The government points out that the Kurds would be supplied from Bundeswehr warehouses, that is, no specific manufacturing companies (which are subject to control) will be involved in exports. Along with defensive equipment (bullet-proof vests, helmets, etc.), grenade throwers and anti-tank rockets are to be supplied and their use involves the presence of instructors. Concern has been voiced about the high risks of this approach. Among other things, German weapons may fall into the hands of third parties (including Islamic terrorists) and the Kurds may later use them to fight for their independence.
Angela Merkel continues to rule out the Bundeswehr’s direct involvement in military conflicts. In addition, the government said in the coalition agreement that it was ready to change the timeframe for reporting on arms exports, and the Bundestag deputies will now get it before the summer recess. Also, an interim report will be prepared and current information on the Federal Council decisions will be provided (no later than two weeks after they are adopted).

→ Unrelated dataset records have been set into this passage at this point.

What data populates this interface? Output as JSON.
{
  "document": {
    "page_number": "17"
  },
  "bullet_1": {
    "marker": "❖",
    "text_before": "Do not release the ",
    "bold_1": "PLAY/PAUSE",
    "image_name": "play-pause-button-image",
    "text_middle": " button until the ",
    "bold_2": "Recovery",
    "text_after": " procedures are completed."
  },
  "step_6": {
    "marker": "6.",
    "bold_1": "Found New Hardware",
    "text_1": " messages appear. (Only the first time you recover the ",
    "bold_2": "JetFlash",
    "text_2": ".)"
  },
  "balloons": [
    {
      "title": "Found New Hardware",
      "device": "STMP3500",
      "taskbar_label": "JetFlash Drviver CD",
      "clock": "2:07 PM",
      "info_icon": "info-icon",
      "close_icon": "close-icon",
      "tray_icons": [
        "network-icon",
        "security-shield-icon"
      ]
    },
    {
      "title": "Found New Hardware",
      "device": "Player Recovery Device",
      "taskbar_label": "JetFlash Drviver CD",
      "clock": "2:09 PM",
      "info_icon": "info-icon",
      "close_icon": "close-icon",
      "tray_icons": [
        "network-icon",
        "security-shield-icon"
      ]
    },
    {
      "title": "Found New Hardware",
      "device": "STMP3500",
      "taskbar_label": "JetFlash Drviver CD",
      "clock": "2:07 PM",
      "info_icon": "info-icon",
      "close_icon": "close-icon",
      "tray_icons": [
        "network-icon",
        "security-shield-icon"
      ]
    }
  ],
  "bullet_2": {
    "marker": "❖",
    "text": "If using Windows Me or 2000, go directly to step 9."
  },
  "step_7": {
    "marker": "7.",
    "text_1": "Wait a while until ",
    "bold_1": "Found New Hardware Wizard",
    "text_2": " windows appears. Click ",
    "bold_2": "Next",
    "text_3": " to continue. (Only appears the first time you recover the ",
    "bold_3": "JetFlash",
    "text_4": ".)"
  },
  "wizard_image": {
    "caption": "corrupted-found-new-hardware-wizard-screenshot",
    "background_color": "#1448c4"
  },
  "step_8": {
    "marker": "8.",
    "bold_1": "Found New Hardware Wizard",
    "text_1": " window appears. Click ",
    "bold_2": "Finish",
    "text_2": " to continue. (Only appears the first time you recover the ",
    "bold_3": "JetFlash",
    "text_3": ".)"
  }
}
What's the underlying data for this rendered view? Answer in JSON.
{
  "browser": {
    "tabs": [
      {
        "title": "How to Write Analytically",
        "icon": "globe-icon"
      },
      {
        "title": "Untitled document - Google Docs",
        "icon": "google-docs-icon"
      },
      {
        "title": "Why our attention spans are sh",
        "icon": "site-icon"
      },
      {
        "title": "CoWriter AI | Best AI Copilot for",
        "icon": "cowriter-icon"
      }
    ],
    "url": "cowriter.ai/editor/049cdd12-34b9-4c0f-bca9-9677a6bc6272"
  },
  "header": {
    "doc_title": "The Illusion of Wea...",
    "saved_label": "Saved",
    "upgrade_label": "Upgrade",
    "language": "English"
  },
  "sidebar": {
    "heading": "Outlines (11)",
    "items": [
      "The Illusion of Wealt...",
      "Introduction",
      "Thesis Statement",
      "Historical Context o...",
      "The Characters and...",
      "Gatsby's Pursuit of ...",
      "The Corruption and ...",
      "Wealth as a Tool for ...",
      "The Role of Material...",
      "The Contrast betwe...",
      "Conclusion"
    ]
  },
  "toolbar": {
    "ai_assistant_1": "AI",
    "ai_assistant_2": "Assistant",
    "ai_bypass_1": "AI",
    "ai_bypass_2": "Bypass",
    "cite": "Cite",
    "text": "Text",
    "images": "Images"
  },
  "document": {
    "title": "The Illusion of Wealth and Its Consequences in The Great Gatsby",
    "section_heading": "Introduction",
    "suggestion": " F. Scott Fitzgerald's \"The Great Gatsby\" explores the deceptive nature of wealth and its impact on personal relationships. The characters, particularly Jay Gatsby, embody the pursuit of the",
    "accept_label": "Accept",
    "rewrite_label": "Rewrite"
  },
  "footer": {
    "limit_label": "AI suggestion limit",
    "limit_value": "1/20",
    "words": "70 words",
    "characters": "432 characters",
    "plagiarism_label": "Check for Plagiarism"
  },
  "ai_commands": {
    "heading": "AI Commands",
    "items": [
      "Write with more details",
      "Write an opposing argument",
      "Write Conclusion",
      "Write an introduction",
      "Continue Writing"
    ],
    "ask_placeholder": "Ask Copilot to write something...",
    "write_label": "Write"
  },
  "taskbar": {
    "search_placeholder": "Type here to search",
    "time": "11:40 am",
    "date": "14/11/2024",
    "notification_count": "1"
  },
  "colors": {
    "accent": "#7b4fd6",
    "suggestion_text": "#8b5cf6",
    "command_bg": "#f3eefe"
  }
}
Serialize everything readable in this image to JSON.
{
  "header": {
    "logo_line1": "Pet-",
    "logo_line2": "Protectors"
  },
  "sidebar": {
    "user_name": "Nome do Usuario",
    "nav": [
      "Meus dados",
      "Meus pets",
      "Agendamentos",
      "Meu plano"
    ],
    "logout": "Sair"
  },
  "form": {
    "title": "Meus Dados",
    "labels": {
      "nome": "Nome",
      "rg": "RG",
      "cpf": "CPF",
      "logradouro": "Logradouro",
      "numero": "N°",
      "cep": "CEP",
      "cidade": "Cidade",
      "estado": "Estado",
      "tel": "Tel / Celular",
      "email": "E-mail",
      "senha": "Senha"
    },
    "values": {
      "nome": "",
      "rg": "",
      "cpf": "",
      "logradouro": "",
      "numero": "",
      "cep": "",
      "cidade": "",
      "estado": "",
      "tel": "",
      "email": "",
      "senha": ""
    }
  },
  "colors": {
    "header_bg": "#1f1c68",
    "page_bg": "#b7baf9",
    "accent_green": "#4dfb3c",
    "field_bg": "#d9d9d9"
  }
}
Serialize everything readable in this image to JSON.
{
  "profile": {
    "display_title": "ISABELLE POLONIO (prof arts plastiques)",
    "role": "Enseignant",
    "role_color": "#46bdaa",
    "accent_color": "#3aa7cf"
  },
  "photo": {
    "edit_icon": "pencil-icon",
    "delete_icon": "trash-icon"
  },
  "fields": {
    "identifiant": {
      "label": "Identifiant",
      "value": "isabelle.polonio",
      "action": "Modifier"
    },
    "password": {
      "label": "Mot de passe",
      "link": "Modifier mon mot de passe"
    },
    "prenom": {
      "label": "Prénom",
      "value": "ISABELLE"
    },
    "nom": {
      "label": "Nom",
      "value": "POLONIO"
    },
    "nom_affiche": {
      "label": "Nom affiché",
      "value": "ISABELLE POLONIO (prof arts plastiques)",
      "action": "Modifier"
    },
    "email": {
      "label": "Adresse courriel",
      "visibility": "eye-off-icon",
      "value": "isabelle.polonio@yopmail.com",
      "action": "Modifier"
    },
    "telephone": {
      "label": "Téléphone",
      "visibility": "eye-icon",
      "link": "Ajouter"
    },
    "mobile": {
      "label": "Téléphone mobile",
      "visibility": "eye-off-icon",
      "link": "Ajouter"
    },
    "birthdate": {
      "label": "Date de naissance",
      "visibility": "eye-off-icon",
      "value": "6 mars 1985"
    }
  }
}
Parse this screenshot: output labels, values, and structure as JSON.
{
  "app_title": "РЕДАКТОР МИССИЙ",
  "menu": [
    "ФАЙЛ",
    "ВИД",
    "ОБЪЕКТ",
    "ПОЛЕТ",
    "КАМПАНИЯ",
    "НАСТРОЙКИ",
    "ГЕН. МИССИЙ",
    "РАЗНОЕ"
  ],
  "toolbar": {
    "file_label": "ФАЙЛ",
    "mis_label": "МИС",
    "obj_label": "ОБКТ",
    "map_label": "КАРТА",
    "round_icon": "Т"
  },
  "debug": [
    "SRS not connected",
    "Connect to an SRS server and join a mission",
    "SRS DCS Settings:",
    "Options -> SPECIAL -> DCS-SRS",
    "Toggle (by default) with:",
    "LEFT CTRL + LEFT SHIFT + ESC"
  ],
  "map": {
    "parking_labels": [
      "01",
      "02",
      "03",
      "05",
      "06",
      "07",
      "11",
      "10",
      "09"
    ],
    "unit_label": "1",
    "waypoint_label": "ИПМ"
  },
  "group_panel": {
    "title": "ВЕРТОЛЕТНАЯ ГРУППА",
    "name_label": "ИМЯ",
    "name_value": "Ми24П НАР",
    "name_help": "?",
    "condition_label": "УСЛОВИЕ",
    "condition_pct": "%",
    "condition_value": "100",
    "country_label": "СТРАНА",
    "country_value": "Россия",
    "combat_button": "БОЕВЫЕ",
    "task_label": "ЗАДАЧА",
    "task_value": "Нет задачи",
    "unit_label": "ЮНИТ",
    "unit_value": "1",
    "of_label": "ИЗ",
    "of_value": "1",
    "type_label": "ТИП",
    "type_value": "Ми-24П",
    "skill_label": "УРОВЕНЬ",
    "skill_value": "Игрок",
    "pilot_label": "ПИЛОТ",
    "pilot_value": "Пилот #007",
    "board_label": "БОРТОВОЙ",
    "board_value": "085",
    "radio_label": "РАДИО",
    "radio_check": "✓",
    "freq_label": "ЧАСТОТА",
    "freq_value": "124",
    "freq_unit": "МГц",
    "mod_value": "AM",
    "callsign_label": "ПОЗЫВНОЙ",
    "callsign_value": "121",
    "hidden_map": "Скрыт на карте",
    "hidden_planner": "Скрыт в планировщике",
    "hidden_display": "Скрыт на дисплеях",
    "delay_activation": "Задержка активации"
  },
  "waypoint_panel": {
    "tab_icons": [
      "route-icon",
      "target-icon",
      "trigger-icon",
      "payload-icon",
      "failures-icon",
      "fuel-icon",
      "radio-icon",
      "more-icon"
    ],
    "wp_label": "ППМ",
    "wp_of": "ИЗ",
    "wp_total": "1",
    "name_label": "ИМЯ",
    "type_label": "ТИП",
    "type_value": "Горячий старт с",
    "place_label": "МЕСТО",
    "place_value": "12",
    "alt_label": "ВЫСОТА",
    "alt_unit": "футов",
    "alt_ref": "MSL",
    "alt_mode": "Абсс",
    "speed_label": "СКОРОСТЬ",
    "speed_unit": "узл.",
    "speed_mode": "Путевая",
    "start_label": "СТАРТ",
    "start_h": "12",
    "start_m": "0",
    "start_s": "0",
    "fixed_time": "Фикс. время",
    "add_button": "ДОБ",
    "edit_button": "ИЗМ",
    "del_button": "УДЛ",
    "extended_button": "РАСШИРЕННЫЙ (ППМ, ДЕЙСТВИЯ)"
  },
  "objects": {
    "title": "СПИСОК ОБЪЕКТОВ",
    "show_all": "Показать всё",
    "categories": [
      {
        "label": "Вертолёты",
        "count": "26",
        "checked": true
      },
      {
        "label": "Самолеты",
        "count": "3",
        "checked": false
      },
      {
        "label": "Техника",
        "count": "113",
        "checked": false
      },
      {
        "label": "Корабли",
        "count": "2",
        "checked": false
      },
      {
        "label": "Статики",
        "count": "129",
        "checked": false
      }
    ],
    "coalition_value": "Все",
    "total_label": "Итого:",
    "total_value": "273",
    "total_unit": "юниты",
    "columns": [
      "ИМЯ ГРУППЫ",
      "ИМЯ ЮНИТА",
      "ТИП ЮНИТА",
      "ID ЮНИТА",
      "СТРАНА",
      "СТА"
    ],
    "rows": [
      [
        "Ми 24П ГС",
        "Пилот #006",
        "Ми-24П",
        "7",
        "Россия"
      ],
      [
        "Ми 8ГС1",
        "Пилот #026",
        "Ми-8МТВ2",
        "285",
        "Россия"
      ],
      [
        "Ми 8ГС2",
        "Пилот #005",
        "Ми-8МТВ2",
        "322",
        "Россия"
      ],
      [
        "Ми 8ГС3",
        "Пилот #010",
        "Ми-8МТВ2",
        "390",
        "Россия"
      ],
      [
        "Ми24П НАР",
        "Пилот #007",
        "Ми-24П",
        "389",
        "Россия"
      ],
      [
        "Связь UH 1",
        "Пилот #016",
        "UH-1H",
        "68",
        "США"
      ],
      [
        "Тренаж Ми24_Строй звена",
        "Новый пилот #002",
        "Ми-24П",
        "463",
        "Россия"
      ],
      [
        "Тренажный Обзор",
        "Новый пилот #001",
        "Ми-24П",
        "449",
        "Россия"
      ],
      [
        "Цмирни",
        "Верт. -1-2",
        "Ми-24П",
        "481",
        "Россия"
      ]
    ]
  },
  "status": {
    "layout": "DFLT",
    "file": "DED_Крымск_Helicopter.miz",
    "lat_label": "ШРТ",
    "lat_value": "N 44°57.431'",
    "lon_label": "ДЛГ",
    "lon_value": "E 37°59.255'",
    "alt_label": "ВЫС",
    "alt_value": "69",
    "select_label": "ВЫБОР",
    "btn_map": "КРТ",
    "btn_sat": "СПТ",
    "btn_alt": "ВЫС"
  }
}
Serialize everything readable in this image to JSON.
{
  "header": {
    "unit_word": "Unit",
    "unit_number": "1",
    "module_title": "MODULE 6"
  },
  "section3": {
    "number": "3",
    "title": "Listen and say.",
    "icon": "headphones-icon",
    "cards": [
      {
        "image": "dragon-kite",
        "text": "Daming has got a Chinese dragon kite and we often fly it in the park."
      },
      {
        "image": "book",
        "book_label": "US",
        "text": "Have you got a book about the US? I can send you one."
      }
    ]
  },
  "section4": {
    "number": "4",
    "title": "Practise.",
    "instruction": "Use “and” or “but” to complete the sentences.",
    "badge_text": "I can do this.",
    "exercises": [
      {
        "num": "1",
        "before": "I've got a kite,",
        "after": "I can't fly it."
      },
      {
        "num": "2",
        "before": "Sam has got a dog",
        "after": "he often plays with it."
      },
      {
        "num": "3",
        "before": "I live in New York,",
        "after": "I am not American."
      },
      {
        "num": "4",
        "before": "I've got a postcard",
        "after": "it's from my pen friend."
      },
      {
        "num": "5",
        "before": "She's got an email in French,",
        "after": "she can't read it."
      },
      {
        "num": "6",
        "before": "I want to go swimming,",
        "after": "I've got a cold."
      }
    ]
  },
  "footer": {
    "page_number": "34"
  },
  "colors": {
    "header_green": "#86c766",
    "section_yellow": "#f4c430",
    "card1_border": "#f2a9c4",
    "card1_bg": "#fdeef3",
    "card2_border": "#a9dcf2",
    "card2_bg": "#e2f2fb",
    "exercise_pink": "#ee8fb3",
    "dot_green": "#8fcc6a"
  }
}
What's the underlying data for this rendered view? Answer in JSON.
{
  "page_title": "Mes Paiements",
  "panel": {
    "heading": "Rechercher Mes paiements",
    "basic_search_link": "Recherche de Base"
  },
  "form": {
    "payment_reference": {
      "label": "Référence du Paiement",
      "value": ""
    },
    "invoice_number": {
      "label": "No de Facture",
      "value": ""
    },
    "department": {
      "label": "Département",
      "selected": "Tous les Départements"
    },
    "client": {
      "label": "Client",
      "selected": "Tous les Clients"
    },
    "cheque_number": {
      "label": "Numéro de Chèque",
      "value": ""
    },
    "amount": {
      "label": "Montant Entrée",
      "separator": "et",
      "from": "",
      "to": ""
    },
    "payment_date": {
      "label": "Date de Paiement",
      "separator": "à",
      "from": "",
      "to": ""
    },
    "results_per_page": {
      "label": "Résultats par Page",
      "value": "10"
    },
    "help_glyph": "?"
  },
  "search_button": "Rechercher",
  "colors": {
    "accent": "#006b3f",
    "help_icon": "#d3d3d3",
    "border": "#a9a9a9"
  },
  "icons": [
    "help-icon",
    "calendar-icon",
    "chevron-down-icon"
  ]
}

The latest decision on arms supplies confirms that Germany is shifting from a culture of restraint in its foreign policy concept to a culture of responsibility, which entails the country’s more active participation and greater independence in resolving various conflicts, including military ones. Such involvement will be coordinated with NATO and EU allies, but in many cases Germany will initiate specific steps. In the foreseeable future such steps will deal with arms supply. Later the participation of Bundeswehr troops (first with UN contingents and then outside its framework) will be put on the agenda. The government will have to meet the Bundestag half-way and agree to more effective parliamentary monitoring, an issue that has been actively discussed over the past several years. In addition, the ruling coalition parties will have to keep an eye on the behaviour and reaction of their electorates, which are generally opposed to the active involvement of their country, especially the Bundeswehr, in the resolution of foreign military conflicts.
1. Current arms export regulations allow exceptions when this is dictated by “the special foreign policy interests and the security interests of the Federal Republic of Germany with due account of allied interests.” To date the government has invoked this exception only once over the issue of arms supply to Israel for which Germany bears special historical responsibility.
2. See also: Germany. 2012 / (ed. V.B. Belov). Part 2. Moscow: Institute of Europe RAS: Russky Suvenir, DIE No. 295, pp. 70–83; Germany. 2013 / (ed. V.B. Belov). Moscow, Institute of Europe RAS, 2014. DIE No. 304. pp. 86–97 (these publications are also available at http://www.ieras.ru/reports.htm).
3. 50 such sessions have been held since 1949 (Sondersitzung).
4. The leader of the Left, Gregor Gysi, is pressing for the introduction of amendments to the Law on Arms Export, a ban on arms supplies to certain countries and the need for parliamentary approval of such exports to other countries. Angela Merkel has categorically rejected these demands.